3.6. Intervenção do Ministério Público
O Ministério Público, de acordo com o art. 944 do Código de Processo Civil[25], deverá interferir em todos os atos do processo, ou seja, participar ativamente do seguimento processual, observar e garantir o cumprimento da lei como um fiscal, pois lhe é imputado por lei e assim deve-o fazer.
3.7. A sentença e o efeito da coisa julgada
A natureza jurídica da sentença que julga a ação de usucapião é meramente declaratória, isto, pois não está constituindo direito algum, pois este já existe a partir do momento em que a situação de fato do possuidor se adéqua a todos os requisitos da usucapião prevista em lei, ou seja, naquele momento, e a partir dele, já se tem o direito conferido, e o que se busca através da ação é apenas o reconhecimento de tal fato, para fins de registro e evidentemente maior proteção.
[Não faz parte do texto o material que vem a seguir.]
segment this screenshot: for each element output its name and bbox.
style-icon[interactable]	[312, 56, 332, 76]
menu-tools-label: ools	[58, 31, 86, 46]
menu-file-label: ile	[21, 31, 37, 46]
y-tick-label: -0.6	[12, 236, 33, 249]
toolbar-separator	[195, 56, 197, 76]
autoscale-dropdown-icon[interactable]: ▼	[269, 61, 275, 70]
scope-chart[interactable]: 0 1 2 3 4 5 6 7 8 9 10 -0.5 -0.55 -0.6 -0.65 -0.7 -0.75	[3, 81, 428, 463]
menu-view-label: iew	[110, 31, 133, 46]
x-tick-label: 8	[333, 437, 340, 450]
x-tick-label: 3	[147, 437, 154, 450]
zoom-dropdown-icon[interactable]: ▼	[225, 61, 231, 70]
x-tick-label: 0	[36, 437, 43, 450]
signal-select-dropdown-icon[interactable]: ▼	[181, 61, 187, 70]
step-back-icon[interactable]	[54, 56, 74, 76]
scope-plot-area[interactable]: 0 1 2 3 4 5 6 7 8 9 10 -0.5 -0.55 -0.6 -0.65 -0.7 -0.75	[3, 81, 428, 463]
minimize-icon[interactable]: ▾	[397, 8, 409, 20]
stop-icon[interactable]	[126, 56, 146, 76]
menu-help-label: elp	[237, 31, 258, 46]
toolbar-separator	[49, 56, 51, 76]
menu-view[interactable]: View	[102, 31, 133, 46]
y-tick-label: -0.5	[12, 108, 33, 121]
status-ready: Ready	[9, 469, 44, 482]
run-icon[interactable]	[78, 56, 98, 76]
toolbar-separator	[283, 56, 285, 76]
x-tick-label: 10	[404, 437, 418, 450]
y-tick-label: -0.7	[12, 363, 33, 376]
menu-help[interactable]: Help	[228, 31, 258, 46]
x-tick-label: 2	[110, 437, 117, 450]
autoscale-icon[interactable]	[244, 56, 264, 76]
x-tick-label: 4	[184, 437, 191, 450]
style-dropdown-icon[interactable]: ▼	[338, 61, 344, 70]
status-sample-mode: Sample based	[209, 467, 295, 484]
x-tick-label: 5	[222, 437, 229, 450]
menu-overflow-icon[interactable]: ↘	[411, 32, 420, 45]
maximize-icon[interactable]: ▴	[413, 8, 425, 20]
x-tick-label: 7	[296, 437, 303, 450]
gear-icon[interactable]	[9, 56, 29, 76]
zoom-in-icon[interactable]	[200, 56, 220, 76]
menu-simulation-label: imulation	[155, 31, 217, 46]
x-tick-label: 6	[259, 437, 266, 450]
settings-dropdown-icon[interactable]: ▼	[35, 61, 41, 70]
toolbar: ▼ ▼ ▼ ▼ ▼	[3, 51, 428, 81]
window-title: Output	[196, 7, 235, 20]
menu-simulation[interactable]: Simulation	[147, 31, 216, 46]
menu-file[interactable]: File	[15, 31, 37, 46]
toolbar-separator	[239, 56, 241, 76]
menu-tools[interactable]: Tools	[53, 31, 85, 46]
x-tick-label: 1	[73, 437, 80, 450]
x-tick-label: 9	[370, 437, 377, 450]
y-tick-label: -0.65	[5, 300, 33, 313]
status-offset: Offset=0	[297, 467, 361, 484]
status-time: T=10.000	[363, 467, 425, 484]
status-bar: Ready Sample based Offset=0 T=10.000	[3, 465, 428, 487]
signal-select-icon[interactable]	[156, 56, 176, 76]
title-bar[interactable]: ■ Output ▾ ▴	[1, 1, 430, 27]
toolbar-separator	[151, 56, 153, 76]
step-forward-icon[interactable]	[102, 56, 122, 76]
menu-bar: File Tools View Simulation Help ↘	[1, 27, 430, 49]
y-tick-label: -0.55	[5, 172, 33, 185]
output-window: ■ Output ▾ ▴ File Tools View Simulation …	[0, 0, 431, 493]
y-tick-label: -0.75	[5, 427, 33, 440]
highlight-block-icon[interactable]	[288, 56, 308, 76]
Nesse sentido, Alexandre de Freitas Câmara diz que “trata-se de sentença meramente declaratória. A sentença de procedência do pedido em “ação de usucapião” não constitui o direito de propriedade, mas tão-somente reconhece um domínio pré-existente” (CÂMARA, 2009, 379-380).
O art. 945 do Código de Processo Civil[26] prevê que após a sentença, se esta for procedente, será transcrita, mediante mandato, no Cartório de Registro de Imóveis. A decisão pode ensejar em apelação, caso em que poderá ser recebida tanto nos efeitos devolutivos quanto suspensivos, mas que se não for arguida, correrá a sentença como transitada em julgada.
Se a decisão for improcedente, transitará em julgada, não podendo ser novamente impetrada ação equivalente, a não ser em casos em que os requisitos não estivessem preenchidos e depois se verificar que os requisitos foram preenchidos, podendo assim ingressar novamente em juízo para buscar a efetivação da decisão.